Schroff R W, Woodhouse C S, Foon K A, Oldham R K, Farrell M M, Klein R A, Morgan A C
J Natl Cancer Inst. 1985 Feb;74(2):299-306.
Antibody localization at the tumor site was assessed in melanoma patients who received the murine monoclonal antibody 9.2.27. Antibody was administered twice weekly in escalating doses from 1 to 500 mg. Localization was assessed by biopsies of cutaneous and lymph node lesions obtained 24-96 hours following therapy. The percentage of tumor cells that bound the antibody in vivo was dose dependent, with similar findings obtained by either flow cytometry or immunoperoxidase staining techniques. Little or no in vivo binding of the 9.2.27 antibody to tumor cells was found following 1- and 10-mg doses, whereas all specimens demonstrated in vivo binding of the antibody following 200- and 500-mg doses. Fluorescence staining intensity, as quantitated by flow cytometry, was employed to determine the degree of in vivo saturation of antibody binding sites following therapy. The degree of saturation was found to vary substantially among patients: Some patients demonstrated nearly 100% saturation after 200-mg doses of 9.2.27 antibody, whereas others demonstrated only half maximal saturation after doses of 500 mg. Although immunoperoxidase staining provided important qualitative information regarding the distribution of antigen and antibody within the tumor, these studies demonstrated the usefulness of immunofluorescent flow cytometry for quantitative assessment of antibody localization in solid tumors and provided information necessary for the design of further trials of monoclonal antibodies and immunoconjugates.

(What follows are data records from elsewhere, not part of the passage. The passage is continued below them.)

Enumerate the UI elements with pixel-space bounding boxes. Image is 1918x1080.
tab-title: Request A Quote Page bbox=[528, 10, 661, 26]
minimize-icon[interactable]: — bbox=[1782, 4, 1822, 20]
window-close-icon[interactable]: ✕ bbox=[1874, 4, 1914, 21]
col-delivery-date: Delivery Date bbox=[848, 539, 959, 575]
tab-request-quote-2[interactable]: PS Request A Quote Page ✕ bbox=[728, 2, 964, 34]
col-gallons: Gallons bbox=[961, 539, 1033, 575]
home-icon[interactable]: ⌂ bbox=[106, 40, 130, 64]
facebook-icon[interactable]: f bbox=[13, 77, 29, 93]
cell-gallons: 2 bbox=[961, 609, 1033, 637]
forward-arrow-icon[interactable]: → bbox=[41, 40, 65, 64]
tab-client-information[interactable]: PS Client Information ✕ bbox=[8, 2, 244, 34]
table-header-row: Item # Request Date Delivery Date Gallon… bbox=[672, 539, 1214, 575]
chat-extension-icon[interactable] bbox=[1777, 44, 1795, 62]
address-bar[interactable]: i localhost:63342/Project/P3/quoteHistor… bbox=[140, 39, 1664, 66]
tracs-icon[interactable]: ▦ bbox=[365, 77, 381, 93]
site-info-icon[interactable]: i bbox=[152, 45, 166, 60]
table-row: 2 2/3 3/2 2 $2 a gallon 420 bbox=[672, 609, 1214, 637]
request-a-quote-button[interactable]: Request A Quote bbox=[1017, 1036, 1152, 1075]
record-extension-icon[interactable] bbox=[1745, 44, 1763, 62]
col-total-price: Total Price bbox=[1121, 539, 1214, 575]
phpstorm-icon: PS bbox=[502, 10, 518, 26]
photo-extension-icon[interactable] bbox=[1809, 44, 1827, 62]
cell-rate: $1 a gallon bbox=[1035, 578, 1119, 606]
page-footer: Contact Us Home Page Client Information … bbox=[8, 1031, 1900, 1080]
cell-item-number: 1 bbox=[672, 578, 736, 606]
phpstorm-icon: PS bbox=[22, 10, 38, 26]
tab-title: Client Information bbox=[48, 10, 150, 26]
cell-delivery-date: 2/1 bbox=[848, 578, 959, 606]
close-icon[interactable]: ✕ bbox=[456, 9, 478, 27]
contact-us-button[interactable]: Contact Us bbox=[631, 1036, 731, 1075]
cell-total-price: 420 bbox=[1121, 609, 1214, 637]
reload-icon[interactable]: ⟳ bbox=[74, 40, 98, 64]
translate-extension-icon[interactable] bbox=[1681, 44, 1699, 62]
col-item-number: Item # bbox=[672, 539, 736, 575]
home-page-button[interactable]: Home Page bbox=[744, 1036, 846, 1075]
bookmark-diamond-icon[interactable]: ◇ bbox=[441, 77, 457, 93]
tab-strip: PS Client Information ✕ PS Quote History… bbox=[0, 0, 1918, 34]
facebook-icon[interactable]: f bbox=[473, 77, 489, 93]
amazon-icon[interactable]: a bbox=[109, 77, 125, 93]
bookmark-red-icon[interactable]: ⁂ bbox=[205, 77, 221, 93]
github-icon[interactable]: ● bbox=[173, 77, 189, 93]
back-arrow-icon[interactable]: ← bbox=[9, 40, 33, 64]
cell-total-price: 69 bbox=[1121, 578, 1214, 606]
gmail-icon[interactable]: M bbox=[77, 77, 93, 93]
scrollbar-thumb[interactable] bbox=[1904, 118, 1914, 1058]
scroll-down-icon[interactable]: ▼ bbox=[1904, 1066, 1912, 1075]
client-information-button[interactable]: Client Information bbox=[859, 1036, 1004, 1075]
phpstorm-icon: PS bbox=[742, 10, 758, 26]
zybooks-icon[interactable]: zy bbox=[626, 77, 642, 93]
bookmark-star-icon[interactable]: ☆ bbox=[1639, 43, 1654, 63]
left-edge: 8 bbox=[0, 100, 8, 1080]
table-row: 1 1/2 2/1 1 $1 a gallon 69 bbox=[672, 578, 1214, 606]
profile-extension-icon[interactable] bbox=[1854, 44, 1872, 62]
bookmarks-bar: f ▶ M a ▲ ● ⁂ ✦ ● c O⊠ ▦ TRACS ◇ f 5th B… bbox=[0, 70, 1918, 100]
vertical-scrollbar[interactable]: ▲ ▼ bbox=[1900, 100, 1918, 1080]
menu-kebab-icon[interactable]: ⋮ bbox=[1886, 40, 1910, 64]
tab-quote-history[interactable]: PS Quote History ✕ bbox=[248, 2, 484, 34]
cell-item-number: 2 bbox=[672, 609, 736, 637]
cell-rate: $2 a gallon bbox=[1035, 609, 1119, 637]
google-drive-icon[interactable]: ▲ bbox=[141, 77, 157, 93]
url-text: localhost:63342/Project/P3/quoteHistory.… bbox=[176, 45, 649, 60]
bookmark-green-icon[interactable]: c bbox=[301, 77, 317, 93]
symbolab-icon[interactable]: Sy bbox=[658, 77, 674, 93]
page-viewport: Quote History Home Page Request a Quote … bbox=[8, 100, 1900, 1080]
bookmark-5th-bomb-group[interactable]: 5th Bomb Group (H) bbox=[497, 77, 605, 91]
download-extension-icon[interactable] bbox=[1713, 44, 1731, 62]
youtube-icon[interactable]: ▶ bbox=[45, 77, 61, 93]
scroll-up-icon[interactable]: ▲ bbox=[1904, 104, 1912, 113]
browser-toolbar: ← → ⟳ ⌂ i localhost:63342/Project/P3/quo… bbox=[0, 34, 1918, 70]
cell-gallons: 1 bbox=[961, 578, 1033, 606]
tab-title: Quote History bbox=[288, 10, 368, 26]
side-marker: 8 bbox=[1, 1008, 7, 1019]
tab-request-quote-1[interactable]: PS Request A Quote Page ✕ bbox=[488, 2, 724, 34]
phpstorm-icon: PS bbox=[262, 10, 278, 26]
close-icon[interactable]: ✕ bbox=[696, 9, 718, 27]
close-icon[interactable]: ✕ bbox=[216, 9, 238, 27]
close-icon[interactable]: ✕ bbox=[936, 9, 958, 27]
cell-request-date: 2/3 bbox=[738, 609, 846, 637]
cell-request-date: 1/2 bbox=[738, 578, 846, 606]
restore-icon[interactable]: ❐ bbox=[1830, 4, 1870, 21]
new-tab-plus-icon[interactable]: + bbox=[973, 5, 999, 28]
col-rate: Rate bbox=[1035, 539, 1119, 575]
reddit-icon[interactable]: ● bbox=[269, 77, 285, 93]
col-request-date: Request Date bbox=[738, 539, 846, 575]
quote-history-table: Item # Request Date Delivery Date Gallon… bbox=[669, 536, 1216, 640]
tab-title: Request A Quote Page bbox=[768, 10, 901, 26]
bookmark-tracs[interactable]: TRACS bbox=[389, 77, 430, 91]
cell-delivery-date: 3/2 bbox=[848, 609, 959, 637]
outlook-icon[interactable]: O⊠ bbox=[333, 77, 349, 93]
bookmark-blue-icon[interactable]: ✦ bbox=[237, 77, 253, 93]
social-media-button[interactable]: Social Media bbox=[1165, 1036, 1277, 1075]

在接受鼠单克隆抗体9.2.27治疗的黑色素瘤患者中评估抗体在肿瘤部位的定位情况。抗体每周给药两次,剂量从1毫克递增至500毫克。在治疗后24至96小时获取皮肤和淋巴结病变的活检样本,以此评估定位情况。体内与抗体结合的肿瘤细胞百分比呈剂量依赖性,通过流式细胞术或免疫过氧化物酶染色技术均可得到类似结果。1毫克和10毫克剂量给药后,几乎未发现或仅发现极少的9.2.27抗体在体内与肿瘤细胞结合,而200毫克和500毫克剂量给药后的所有样本均显示抗体在体内与肿瘤细胞结合。通过流式细胞术定量的荧光染色强度,用于确定治疗后抗体结合位点的体内饱和程度。结果发现,不同患者之间饱和程度差异很大:一些患者在给予200毫克9.2.27抗体后显示接近100%的饱和,而另一些患者在给予500毫克剂量后仅显示出最大饱和程度的一半。虽然免疫过氧化物酶染色提供了有关肿瘤内抗原和抗体分布的重要定性信息,但这些研究证明了免疫荧光流式细胞术在定量评估实体瘤中抗体定位方面的实用性,并为进一步开展单克隆抗体和免疫缀合物试验设计提供了必要信息。